AUTHOR=Wang Jia-Ling , Tang Lian-Sha , Zhong Xia , Wang Yi , Feng Yu-Jie , Zhang Yun , Liu Ji-Yan TITLE=A machine learning radiomics based on enhanced computed tomography to predict neoadjuvant immunotherapy for resectable esophageal squamous cell carcinoma JOURNAL=Frontiers in Immunology VOLUME=15 YEAR=2024 URL=https://www.frontiersin.org/journals/immunology/articles/10.3389/fimmu.2024.1405146 DOI=10.3389/fimmu.2024.1405146 ISSN=1664-3224 ABSTRACT=Background

Patients with resectable esophageal squamous cell carcinoma (ESCC) receiving neoadjuvant immunotherapy (NIT) display variable treatment responses. The purpose of this study is to establish and validate a radiomics based on enhanced computed tomography (CT) and combined with clinical data to predict the major pathological response to NIT in ESCC patients.

Methods

This retrospective study included 82 ESCC patients who were randomly divided into the training group (n = 57) and the validation group (n = 25). Radiomic features were derived from the tumor region in enhanced CT images obtained before treatment. After feature reduction and screening, radiomics was established. Logistic regression analysis was conducted to select clinical variables. The predictive model integrating radiomics and clinical data was constructed and presented as a nomogram.

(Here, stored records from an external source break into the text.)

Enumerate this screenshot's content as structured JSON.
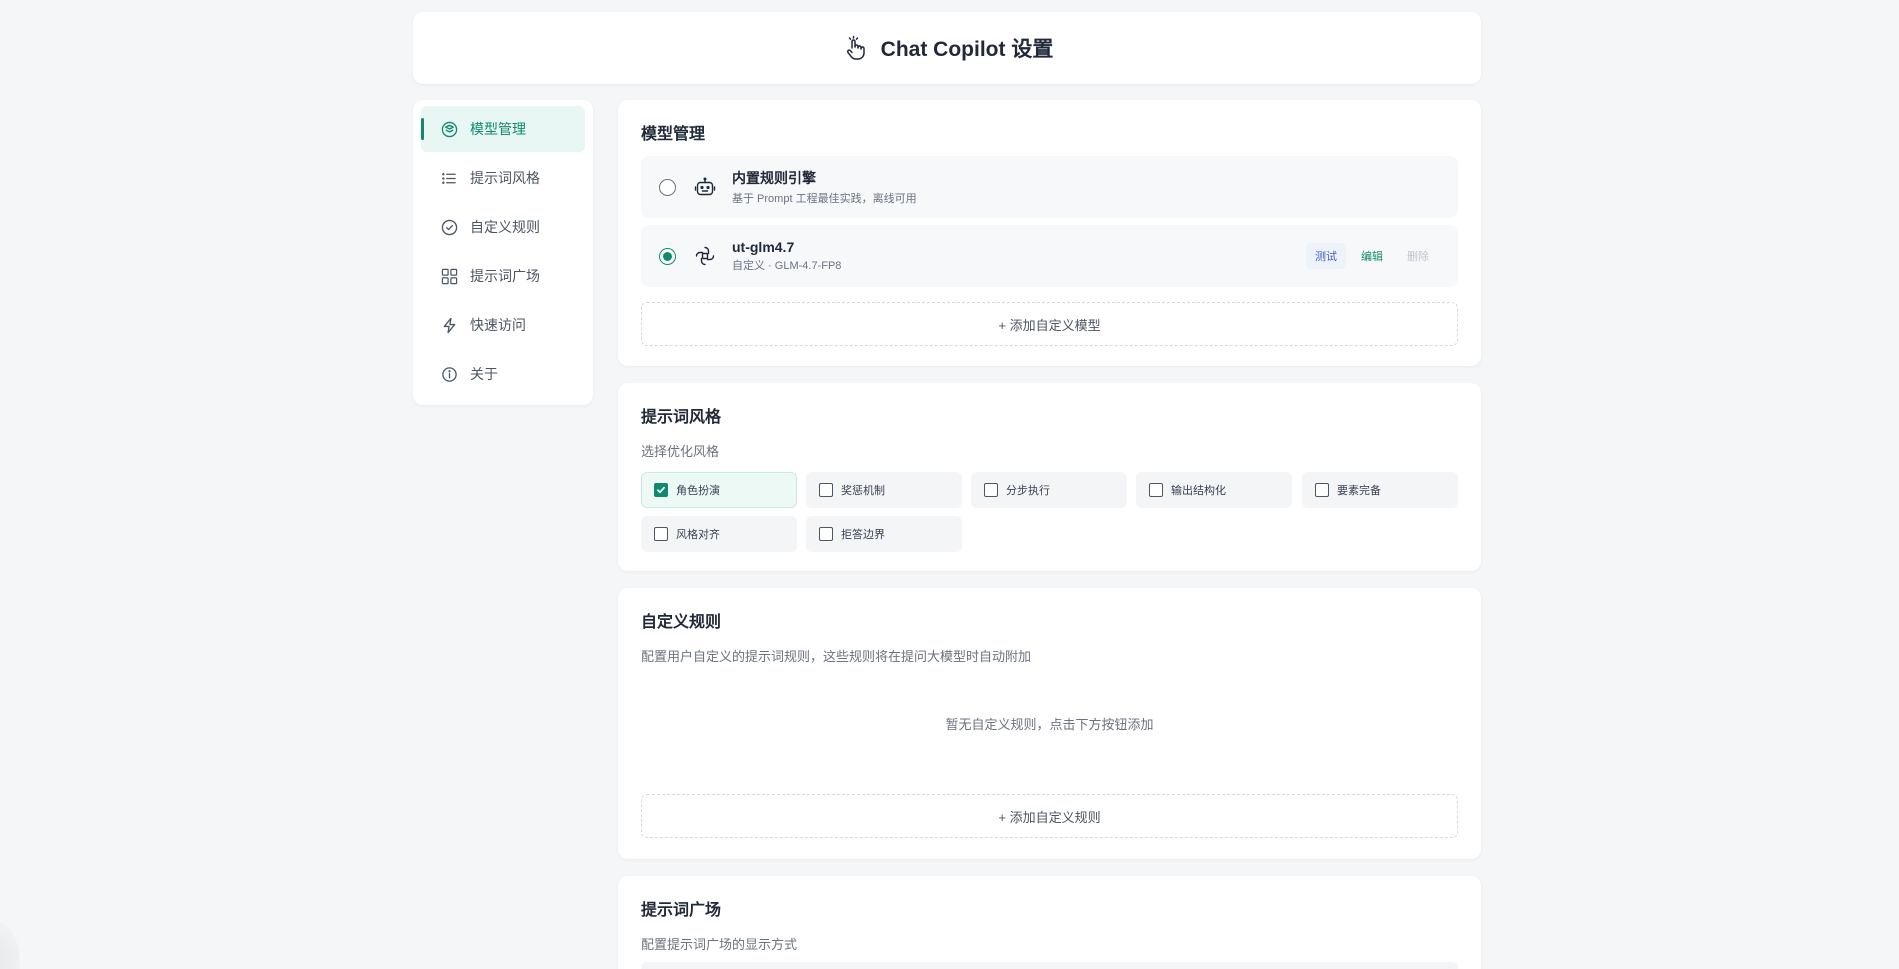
{
  "header": {
    "title": "Chat Copilot 设置",
    "icon": "tap-hand-icon"
  },
  "sidebar": {
    "items": [
      {
        "label": "模型管理",
        "icon": "layers-icon",
        "active": true
      },
      {
        "label": "提示词风格",
        "icon": "list-icon",
        "active": false
      },
      {
        "label": "自定义规则",
        "icon": "check-circle-icon",
        "active": false
      },
      {
        "label": "提示词广场",
        "icon": "grid-icon",
        "active": false
      },
      {
        "label": "快速访问",
        "icon": "bolt-icon",
        "active": false
      },
      {
        "label": "关于",
        "icon": "info-icon",
        "active": false
      }
    ]
  },
  "models_section": {
    "title": "模型管理",
    "models": [
      {
        "name": "内置规则引擎",
        "subtitle": "基于 Prompt 工程最佳实践，离线可用",
        "selected": false,
        "icon": "robot-icon"
      },
      {
        "name": "ut-glm4.7",
        "subtitle": "自定义 · GLM-4.7-FP8",
        "selected": true,
        "icon": "network-icon",
        "actions": {
          "test": "测试",
          "edit": "编辑",
          "delete": "删除"
        }
      }
    ],
    "add_label": "+ 添加自定义模型"
  },
  "style_section": {
    "title": "提示词风格",
    "subtitle": "选择优化风格",
    "options": [
      {
        "label": "角色扮演",
        "checked": true
      },
      {
        "label": "奖惩机制",
        "checked": false
      },
      {
        "label": "分步执行",
        "checked": false
      },
      {
        "label": "输出结构化",
        "checked": false
      },
      {
        "label": "要素完备",
        "checked": false
      },
      {
        "label": "风格对齐",
        "checked": false
      },
      {
        "label": "拒答边界",
        "checked": false
      }
    ]
  },
  "rules_section": {
    "title": "自定义规则",
    "description": "配置用户自定义的提示词规则，这些规则将在提问大模型时自动附加",
    "empty_text": "暂无自定义规则，点击下方按钮添加",
    "add_label": "+ 添加自定义规则"
  },
  "square_section": {
    "title": "提示词广场",
    "description": "配置提示词广场的显示方式"
  },
  "colors": {
    "accent": "#10896f",
    "accent_bg": "#e8f7f3",
    "page_bg": "#f5f6f8",
    "test_blue": "#3b5fc4"
  }
}
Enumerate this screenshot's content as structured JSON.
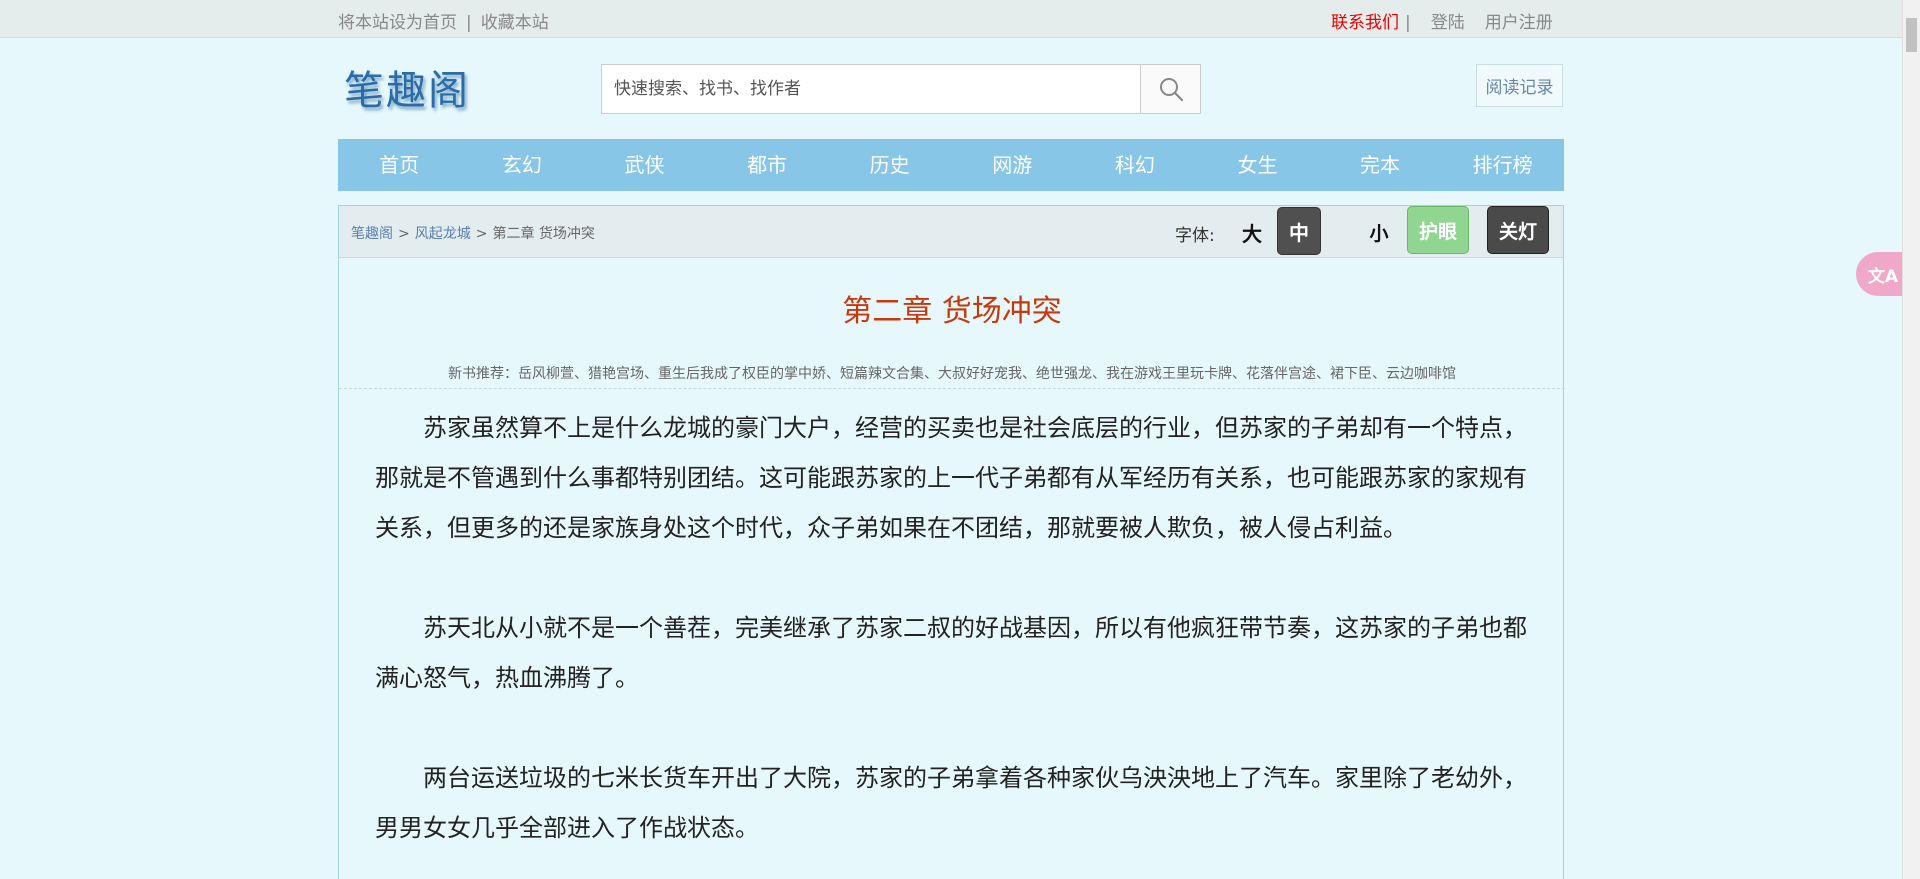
{
  "topbar": {
    "set_home": "将本站设为首页",
    "separator": "|",
    "bookmark": "收藏本站",
    "contact": "联系我们",
    "contact_sep": "|",
    "login": "登陆",
    "register": "用户注册"
  },
  "header": {
    "logo_text": "笔趣阁",
    "search_placeholder": "快速搜索、找书、找作者",
    "history": "阅读记录"
  },
  "nav": {
    "items": [
      "首页",
      "玄幻",
      "武侠",
      "都市",
      "历史",
      "网游",
      "科幻",
      "女生",
      "完本",
      "排行榜"
    ]
  },
  "breadcrumb": {
    "site": "笔趣阁",
    "book": "风起龙城",
    "chapter": "第二章 货场冲突",
    "gt": ">"
  },
  "toolbar": {
    "font_label": "字体:",
    "big": "大",
    "mid": "中",
    "small": "小",
    "eye": "护眼",
    "light": "关灯"
  },
  "chapter": {
    "title": "第二章 货场冲突",
    "recommend": "新书推荐：岳风柳萱、猎艳宫场、重生后我成了权臣的掌中娇、短篇辣文合集、大叔好好宠我、绝世强龙、我在游戏王里玩卡牌、花落伴宫途、裙下臣、云边咖啡馆",
    "paragraphs": [
      "苏家虽然算不上是什么龙城的豪门大户，经营的买卖也是社会底层的行业，但苏家的子弟却有一个特点，那就是不管遇到什么事都特别团结。这可能跟苏家的上一代子弟都有从军经历有关系，也可能跟苏家的家规有关系，但更多的还是家族身处这个时代，众子弟如果在不团结，那就要被人欺负，被人侵占利益。",
      "苏天北从小就不是一个善茬，完美继承了苏家二叔的好战基因，所以有他疯狂带节奏，这苏家的子弟也都满心怒气，热血沸腾了。",
      "两台运送垃圾的七米长货车开出了大院，苏家的子弟拿着各种家伙乌泱泱地上了汽车。家里除了老幼外，男男女女几乎全部进入了作战状态。"
    ]
  },
  "float": {
    "translate_label": "文A"
  }
}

Area under curve (AUC) was applied to evaluate the predictive ability of the models, and decision curve analysis (DCA) and calibration curves were performed to test the application of the models.

Results

One clinical data (radiotherapy) and 10 radiomic features were identified and applied for the predictive model. The radiomics integrated with clinical data could achieve excellent predictive performance, with AUC values of 0.93 (95% CI 0.87–0.99) and 0.85 (95% CI 0.69–1.00) in the training group and the validation group, respectively. DCA and calibration curves demonstrated a good clinical feasibility and utility of this model.

Conclusion

Enhanced CT image-based radiomics could predict the response of ESCC patients to NIT with high accuracy and robustness. The developed predictive model offers a valuable tool for assessing treatment efficacy prior to initiating therapy, thus providing individualized treatment regimens for patients.